Que os processos judiciais devam ser públicos e que o sigilo deva ser excepcional, não há quem o conteste. Mas há processos cuja especialíssima natureza justifica um sigilo tão acentuado que não é direito da sociedade deles tomar conhecimento, porque entre o valor da informação e o da dignidade da pessoa envolvida no processo, este último valor é aquele a prevalecer. Destarte, o sigilo, nesses casos, deve ser tão abrangente que nem mesmo as iniciais dos nomes das partes, ou qualquer referência sobre existirem esses processos deve acontecer. É o que deveria ter ocorrido no caso da criança com dez anos, vítima de estupro no Espírito Santo, e que teve por ordem judicial autorizada a interrupção de sua gravidez. A imprensa noticiou o caso, revelou as iniciais da criança, informou acerca da ordem judicial e disse até o nome do hospital.

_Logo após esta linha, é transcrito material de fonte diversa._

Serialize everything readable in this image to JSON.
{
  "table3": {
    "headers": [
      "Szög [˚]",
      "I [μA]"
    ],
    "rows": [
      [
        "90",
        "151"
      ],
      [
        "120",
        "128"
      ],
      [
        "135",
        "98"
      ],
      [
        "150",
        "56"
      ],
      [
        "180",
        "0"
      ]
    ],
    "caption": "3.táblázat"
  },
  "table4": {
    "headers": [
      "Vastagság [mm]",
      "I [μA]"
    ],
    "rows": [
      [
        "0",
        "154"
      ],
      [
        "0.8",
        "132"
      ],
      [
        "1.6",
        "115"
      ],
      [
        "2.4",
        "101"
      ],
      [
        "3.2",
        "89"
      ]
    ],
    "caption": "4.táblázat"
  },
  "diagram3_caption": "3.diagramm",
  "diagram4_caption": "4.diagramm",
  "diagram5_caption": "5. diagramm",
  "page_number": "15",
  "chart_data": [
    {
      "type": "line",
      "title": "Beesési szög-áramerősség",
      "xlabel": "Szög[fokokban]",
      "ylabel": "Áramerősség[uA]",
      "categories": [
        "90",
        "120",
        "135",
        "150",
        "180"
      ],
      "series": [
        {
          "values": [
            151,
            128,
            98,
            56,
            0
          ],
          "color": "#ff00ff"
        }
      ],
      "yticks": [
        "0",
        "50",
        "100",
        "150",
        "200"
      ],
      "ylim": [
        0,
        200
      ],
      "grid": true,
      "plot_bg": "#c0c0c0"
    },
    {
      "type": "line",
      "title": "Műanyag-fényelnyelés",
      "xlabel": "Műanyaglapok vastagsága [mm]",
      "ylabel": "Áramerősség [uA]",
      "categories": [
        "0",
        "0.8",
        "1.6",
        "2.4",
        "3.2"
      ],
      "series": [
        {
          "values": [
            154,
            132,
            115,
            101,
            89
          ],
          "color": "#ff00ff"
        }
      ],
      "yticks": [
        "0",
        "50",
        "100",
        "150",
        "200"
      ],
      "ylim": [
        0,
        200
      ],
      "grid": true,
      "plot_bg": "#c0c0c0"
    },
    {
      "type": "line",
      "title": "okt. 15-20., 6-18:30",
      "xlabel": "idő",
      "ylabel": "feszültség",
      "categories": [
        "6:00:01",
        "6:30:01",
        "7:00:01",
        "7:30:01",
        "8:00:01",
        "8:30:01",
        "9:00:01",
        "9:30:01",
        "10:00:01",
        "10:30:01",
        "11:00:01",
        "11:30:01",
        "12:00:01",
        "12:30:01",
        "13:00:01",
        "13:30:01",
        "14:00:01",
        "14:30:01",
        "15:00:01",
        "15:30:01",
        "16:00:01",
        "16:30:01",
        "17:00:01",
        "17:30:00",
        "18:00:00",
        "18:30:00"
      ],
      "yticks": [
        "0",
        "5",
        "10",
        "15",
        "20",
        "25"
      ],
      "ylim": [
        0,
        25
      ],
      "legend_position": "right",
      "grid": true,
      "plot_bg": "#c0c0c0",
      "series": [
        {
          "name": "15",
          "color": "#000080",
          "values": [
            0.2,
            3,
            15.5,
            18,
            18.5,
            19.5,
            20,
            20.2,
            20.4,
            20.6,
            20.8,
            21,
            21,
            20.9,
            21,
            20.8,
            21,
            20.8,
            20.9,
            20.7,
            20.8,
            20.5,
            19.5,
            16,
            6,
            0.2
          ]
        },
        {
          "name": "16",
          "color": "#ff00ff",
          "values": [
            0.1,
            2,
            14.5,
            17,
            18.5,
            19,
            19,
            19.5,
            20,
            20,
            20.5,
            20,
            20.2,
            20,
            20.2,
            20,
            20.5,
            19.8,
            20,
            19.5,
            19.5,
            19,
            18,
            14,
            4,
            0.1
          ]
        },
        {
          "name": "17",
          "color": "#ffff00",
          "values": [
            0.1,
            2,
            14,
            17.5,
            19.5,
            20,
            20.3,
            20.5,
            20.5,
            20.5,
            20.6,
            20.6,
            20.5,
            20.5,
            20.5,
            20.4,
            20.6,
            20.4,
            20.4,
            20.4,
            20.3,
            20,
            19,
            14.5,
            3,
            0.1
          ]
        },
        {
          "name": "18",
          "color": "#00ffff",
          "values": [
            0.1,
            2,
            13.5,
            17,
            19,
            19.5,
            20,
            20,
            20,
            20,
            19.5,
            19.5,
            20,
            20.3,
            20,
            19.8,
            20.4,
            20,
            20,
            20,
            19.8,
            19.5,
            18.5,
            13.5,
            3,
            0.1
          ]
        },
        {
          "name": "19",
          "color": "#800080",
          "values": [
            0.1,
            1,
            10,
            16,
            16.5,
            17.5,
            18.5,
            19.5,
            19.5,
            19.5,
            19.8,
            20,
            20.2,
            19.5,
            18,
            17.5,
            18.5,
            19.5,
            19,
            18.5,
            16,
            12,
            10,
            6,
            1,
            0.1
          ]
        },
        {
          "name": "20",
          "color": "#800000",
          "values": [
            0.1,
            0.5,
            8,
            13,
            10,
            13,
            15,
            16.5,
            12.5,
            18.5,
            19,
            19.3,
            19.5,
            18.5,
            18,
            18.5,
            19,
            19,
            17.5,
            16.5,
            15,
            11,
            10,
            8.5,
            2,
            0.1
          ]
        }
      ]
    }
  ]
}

Nesse casos, parece óbvio dizer que o bem maior a ser protegido deve ser o da dignidade da criança, vítima de uma grave crime, o que justifica que houvesse acerca do processo em que se autorizou a interrupção da gravidez um sigilo, não digo absoluto, mas absolutíssimo, e que cabe ao Poder Judiciário zelar por uma efetiva proteção ao direito fundamental à dignidade da criança, o que se estende obviamente ao sigilo do processo.
O lamentável episódio nos ensina, ainda uma vez, que os direitos fundamentais não são absolutos, e que a liberdade de informar encontra limites na dignidade da pessoa humana. O legislador brasileiro, observando o que sucedeu nesse infeliz caso. aperfeiçoe as regras do sigilo nos processuais judiciais.
“A luz que a experiência nos dá é a de uma lanterna na popa, que ilumina apenas as ondas que deixamos para trás”, como observa Samuel Coleridge, e isso tem inteira aplicação no direito positivo, que pode, quando muito, legislar para o futuro, embora olhe para o passado.